Comme signe de la croix, la vie consacrée est « une confession trinitaire » (VC 16). La radicalité évangélique, allant jusqu’à la remise intégrale de sa vie, manifeste à l’Église et au monde le mystère de Dieu Trinité. Il revient aux personnes consacrées de signifier, par l’indigence de leur vie, la fécondité de l’amour entre les personnes divines. Nul ne vit pour soi-même, nul ne meurt pour soi-même. S’il faut vivre et mourir, c’est pour le Seigneur. « Ainsi la vie consacrée devient-elle l’une des traces perceptibles laissées par la Trinité dans l’histoire, pour que les hommes puissent connaître la fascination et la nostalgie de la beauté divine » (VC 20).

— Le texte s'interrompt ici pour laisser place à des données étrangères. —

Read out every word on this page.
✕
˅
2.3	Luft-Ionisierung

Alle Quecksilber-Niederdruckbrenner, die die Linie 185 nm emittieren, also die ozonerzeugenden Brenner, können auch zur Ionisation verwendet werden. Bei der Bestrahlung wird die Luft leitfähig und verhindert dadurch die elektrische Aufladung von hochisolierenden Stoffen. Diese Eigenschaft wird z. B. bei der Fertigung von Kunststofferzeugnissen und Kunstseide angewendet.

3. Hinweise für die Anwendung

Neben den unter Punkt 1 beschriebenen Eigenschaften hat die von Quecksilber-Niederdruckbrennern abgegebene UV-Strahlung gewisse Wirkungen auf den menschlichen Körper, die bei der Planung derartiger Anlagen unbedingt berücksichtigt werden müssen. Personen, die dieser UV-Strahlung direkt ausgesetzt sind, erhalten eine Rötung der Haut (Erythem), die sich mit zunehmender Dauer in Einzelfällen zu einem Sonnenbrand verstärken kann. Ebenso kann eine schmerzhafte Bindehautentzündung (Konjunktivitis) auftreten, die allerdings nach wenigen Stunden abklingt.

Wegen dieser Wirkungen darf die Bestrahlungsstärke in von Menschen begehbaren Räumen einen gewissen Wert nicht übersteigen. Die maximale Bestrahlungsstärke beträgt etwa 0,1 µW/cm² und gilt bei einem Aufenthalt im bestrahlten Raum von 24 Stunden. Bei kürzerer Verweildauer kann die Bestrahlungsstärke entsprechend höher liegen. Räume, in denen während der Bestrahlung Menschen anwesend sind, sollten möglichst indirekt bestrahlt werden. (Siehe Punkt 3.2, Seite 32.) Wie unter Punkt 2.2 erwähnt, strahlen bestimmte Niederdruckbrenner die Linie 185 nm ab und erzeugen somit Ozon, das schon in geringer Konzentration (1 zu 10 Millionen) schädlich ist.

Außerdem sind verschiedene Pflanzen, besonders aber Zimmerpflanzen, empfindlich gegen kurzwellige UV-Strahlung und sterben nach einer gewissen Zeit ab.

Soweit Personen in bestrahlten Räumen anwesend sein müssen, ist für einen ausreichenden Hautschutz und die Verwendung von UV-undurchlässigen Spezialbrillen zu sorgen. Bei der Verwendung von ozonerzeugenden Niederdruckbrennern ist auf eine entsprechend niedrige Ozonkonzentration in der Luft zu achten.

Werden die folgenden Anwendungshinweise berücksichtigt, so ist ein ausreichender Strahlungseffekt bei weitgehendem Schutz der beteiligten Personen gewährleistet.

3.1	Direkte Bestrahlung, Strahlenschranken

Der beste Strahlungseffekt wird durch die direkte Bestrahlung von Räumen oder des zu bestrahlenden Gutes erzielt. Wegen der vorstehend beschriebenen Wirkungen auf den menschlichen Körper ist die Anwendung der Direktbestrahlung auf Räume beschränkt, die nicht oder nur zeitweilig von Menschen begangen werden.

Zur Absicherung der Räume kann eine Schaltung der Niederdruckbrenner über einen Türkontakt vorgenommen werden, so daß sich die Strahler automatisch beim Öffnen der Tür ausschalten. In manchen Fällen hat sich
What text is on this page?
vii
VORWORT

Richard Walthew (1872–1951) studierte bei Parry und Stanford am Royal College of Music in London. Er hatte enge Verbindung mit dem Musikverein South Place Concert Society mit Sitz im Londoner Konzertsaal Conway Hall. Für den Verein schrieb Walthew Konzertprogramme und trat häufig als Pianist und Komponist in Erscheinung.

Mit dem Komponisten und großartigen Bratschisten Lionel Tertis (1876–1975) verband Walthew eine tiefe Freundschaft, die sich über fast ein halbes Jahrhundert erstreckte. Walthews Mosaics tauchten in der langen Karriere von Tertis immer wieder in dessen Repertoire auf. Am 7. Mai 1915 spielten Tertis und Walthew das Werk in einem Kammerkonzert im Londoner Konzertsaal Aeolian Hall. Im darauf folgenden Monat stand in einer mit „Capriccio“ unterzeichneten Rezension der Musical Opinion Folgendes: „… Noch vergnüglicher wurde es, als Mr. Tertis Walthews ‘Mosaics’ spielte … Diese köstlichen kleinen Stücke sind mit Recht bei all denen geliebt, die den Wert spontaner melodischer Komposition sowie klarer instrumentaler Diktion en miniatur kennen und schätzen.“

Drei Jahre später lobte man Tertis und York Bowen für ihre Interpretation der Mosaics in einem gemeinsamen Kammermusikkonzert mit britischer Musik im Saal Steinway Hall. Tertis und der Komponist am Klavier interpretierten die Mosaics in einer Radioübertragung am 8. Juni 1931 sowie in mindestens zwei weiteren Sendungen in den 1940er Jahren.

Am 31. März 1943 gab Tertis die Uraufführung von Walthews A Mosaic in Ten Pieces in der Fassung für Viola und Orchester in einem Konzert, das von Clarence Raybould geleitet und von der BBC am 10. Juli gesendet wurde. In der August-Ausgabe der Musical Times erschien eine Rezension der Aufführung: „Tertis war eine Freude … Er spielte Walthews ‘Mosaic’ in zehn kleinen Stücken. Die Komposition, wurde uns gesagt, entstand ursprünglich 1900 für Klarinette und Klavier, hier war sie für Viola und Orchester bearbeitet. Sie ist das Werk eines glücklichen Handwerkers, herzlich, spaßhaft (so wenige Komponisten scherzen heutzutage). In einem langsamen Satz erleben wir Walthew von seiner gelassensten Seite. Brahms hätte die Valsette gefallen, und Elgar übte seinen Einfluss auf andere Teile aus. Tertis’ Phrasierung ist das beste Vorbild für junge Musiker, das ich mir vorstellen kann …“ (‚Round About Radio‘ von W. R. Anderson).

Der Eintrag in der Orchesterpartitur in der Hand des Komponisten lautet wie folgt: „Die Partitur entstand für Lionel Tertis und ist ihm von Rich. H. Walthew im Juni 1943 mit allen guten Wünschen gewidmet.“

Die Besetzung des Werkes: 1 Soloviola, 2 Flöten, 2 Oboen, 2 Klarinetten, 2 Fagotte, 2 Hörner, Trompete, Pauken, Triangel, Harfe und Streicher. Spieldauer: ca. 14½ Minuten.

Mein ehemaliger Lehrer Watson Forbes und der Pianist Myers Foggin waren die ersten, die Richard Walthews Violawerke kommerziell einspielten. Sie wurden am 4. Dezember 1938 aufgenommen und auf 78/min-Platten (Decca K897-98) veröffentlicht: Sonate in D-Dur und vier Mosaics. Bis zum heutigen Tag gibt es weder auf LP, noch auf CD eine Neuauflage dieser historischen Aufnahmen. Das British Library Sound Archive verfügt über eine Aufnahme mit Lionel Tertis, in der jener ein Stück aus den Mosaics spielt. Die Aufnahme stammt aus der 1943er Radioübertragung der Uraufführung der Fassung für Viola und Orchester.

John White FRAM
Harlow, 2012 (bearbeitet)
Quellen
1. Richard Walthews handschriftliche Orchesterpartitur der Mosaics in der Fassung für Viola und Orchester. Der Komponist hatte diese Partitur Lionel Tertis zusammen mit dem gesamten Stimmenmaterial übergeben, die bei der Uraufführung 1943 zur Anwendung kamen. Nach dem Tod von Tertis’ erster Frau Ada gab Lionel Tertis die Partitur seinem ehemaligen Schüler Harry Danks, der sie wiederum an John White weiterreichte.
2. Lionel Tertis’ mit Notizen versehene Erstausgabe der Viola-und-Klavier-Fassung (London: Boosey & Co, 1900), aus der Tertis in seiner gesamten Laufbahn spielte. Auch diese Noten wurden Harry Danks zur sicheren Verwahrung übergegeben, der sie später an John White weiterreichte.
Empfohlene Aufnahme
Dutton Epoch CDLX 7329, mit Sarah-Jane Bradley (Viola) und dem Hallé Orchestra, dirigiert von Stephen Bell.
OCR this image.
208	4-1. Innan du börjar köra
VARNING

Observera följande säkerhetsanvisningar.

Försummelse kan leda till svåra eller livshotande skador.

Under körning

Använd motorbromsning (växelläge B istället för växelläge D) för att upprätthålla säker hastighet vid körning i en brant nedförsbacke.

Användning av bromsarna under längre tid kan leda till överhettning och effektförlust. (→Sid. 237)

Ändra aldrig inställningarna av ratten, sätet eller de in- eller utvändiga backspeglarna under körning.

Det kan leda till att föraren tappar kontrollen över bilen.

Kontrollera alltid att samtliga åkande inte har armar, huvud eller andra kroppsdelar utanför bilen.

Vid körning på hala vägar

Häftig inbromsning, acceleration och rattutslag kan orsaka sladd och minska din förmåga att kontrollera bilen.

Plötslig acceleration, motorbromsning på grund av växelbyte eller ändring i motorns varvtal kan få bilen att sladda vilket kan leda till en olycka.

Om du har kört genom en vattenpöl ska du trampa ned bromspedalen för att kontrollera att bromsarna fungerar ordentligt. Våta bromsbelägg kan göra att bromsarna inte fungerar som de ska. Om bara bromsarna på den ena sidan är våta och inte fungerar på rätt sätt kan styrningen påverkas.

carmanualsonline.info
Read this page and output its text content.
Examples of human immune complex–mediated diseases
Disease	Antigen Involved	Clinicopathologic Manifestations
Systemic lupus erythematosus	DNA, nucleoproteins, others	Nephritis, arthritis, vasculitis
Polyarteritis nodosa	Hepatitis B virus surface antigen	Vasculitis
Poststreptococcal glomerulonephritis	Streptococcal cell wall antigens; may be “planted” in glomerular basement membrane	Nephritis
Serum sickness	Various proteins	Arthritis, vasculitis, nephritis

Comme signe de la croix, la vie consacrée est une anticipation de la consommation de l’œuvre de Dieu dans l’histoire. Elle est un « signe eschatologique » (VC 26) de la portée glorieuse du renoncement allant jusqu’à la mort. Parce qu’elle énonce en acte le primat de Dieu et des biens à venir sur tout autre bien, elle offre aux hommes la possibilité d’entendre et de voir la transfiguration déjà effective de la création. La vie des personnes consacrées, dans la mesure où celles-ci consentent en vérité à la misère de leur état, est l’annonce prophétique des cieux et de la terre nouvelle.
Conclusion
Notre approche de la vie consacrée, par quelques-uns de ses traits saillants, se voulait une réénonciation de l’unité entre la consécration, la communion et la mission. Nous avons souhaité manifester cette unité à travers l’unité du don, de la pratique et du signe qui spécifie la vie consacrée. Il nous semble retrouver ainsi le dynamisme de la dialectique paulinienne de la lettre et de l’esprit. La vie consacrée exprime à sa manière le mystère pascal du Christ qui inscrit dans l’homme ancien l’éternelle nouveauté de Dieu.